Founded in 2016, VoxelCloud is a Los Angeles-based leader worldwide in artificial intelligence (AI) analysis of medical images.  Backed by Sequoia and Tencent.  We help healthcare providers make better/earlier diagnoses and other clinical decisions.  http://www.voxelcloud.ai

Job Description

The R&D team at VoxelCloud (Westwood, Los Angeles, CA) manages and maintains large-scale medical and healthcare data at the core of all our R&D activities. Reporting to the CTO and Product Lead, Data Engineers participate in the acquisition and manipulation of massive datasets in multi-modal formats (medical images, consumer images, audios, text(EMR), etc.) on cloud storage. The ideal candidate is an experienced data pipeline builder and data wrangler who enjoys optimizing data systems and building them from the ground up. The Data Engineer will support our software developers, data analysts and data scientists on product/research initiatives and will ensure optimal data delivery architecture is consistent throughout ongoing projects. They must be self-directed and comfortable supporting the data needs of multiple teams, systems and products. The right candidate will be excited by the prospect of optimizing or even re-designing our company’s data architecture to support our next generation of products and data initiatives.

Responsibilities:

  • Create and maintain optimal data pipeline to support machine learning research and development
  • Identify, design, and implement internal process improvements: automating data QA, optimizing data delivery, re-designing infrastructure for greater scalability, etc.
  • Build the infrastructure required for optimal extraction, transformation, and loading of data from a wide variety of data sources using SQL and AWS/AliCloud big data technologies.
  • Build analytics tools that utilize the data pipeline to provide actionable insights into product utilization and operational efficiency.
  • Keep our data separated and secure across national boundaries both locally and on cloud storages.

Qualifications

 

  • Proficient with at least one object-oriented/object function scripting languages: Python, Java, C++, Scala, etc
  • Working SQL knowledge and experience working with relational databases, query authoring (SQL) as well as working familiarity with a variety of databases (Postgres).
  • Experience building and optimizing ‘big data’ data pipelines, architectures and data sets.
  • Solid understanding of information retrieval, statistics and machine learning, experience with CNN/RNN, Computer Vision and NLP is a plus.
  • Prefer 1+ years in big data and related technology (e.g.
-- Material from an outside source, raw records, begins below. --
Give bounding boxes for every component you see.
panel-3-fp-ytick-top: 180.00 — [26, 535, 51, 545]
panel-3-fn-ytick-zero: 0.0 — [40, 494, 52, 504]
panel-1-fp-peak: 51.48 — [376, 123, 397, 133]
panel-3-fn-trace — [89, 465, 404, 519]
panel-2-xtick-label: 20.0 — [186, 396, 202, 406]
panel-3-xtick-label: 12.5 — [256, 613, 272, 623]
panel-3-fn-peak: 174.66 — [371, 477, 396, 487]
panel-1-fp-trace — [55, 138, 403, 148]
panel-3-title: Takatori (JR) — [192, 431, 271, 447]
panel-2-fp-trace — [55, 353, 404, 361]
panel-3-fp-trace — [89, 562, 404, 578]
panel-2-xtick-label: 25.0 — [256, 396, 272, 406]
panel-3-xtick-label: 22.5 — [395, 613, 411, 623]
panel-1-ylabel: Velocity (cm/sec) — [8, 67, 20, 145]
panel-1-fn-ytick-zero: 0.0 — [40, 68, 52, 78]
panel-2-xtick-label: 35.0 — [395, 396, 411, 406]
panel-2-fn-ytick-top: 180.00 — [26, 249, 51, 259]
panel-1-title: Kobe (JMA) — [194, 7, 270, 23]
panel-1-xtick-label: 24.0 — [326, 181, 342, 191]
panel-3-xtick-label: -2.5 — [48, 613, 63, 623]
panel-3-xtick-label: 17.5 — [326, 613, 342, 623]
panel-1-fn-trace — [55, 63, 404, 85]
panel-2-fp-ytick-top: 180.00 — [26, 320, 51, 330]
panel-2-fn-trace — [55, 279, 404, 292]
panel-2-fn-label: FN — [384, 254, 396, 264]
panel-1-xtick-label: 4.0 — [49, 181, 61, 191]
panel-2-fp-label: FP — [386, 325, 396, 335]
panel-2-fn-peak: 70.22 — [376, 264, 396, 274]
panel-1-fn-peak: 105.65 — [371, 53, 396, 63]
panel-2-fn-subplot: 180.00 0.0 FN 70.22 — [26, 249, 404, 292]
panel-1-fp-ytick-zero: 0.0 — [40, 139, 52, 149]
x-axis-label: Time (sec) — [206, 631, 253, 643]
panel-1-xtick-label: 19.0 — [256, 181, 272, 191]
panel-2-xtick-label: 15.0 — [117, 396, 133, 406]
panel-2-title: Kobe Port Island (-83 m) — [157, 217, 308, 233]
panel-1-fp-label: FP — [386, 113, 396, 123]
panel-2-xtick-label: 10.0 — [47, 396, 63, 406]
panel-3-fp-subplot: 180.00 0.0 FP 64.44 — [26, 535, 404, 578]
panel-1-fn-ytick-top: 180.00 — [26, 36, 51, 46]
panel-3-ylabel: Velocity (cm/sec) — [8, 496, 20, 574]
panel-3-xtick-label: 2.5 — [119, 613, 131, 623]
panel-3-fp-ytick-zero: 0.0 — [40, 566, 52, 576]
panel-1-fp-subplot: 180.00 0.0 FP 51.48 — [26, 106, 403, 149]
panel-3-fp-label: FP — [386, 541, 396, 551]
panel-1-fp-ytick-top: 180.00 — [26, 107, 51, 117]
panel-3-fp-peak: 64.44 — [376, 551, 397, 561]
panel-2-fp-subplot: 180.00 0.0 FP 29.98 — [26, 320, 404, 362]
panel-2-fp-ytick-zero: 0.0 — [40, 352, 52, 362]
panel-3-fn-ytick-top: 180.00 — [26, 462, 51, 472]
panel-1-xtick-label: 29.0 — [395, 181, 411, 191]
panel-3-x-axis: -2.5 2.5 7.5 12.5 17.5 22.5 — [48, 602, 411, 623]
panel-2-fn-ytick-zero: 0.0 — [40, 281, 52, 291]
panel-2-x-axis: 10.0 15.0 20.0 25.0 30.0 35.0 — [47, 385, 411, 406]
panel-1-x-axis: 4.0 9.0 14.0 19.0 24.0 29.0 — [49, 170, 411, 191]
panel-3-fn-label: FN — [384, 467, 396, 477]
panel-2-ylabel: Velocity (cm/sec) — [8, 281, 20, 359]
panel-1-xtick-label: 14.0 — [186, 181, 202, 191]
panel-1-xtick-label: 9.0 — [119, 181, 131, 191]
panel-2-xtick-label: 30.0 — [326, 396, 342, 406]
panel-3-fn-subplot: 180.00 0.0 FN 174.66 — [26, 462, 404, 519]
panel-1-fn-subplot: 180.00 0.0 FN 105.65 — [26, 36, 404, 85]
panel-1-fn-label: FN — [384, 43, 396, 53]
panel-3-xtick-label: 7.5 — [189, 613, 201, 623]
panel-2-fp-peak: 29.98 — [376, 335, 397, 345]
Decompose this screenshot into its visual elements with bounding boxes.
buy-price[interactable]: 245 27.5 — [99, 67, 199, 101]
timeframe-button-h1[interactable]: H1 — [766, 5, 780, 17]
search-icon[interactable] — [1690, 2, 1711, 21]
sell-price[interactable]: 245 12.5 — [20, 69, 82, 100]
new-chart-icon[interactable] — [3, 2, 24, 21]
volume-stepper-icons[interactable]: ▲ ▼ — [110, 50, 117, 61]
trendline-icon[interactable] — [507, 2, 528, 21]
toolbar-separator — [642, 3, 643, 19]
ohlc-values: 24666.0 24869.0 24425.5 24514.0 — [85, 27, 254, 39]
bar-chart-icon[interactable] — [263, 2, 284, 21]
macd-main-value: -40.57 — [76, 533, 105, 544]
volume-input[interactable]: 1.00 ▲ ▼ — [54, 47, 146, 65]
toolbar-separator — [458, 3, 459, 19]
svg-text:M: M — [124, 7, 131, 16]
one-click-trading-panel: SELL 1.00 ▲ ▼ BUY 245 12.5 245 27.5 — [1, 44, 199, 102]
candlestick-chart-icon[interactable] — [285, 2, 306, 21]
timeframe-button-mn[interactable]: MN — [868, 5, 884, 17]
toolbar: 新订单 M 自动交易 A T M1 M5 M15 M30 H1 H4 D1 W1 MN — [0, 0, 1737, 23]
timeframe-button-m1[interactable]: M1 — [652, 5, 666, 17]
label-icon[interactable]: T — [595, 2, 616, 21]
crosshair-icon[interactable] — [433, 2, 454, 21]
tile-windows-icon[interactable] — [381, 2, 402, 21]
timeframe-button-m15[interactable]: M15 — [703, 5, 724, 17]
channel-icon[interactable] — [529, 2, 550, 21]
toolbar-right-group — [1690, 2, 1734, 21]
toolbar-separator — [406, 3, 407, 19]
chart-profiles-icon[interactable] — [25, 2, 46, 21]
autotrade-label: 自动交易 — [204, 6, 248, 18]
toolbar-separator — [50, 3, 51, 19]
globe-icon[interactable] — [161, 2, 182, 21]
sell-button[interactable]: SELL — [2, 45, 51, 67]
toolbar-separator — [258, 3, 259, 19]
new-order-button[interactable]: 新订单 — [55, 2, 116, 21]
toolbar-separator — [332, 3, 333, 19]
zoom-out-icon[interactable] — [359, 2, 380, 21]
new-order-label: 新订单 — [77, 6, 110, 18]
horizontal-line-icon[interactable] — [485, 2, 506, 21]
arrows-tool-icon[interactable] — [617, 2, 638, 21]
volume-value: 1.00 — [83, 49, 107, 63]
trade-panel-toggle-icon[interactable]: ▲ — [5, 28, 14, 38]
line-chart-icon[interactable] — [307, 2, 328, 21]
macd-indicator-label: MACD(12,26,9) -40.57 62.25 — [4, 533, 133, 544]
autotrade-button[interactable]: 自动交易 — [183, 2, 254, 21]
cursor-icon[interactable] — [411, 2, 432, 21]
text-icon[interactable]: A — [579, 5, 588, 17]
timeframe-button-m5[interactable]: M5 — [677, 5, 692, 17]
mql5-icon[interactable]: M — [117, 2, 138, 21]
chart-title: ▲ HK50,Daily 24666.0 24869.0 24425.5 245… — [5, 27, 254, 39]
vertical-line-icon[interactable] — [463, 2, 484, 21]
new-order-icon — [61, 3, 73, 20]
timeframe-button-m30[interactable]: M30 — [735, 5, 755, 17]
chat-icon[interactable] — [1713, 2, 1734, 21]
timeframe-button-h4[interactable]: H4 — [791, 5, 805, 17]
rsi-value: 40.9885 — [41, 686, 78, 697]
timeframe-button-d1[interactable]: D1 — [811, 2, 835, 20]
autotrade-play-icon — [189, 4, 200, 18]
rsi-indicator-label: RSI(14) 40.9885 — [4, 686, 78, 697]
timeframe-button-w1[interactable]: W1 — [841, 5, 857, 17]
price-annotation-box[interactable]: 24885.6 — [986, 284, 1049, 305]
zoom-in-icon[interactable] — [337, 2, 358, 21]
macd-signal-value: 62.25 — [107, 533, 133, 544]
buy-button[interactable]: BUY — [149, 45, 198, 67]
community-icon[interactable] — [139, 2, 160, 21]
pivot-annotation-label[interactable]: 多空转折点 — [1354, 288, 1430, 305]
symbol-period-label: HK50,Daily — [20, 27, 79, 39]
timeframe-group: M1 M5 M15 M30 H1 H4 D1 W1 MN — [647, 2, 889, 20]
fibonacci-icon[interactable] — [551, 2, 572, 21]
DFS); experience with high-performance and scalable distributed system.
  • Prefer experience with AWS cloud services: EC2, EMR, RDS, Redshift
  • Skillful with automation tasks, but willing to get hands dirty for quality control.
  • Detail-oriented, well organized and self-motivated with a continuous drive to learn, explore and challenge; good communication skills and team player. 
  • Experience supporting and working with cross-functional teams in a dynamic environment.
  • MS, BA/BS degree in computer science, statistics or related field.

Additional Information

All your information will be kept confidential according to EEO guidelines.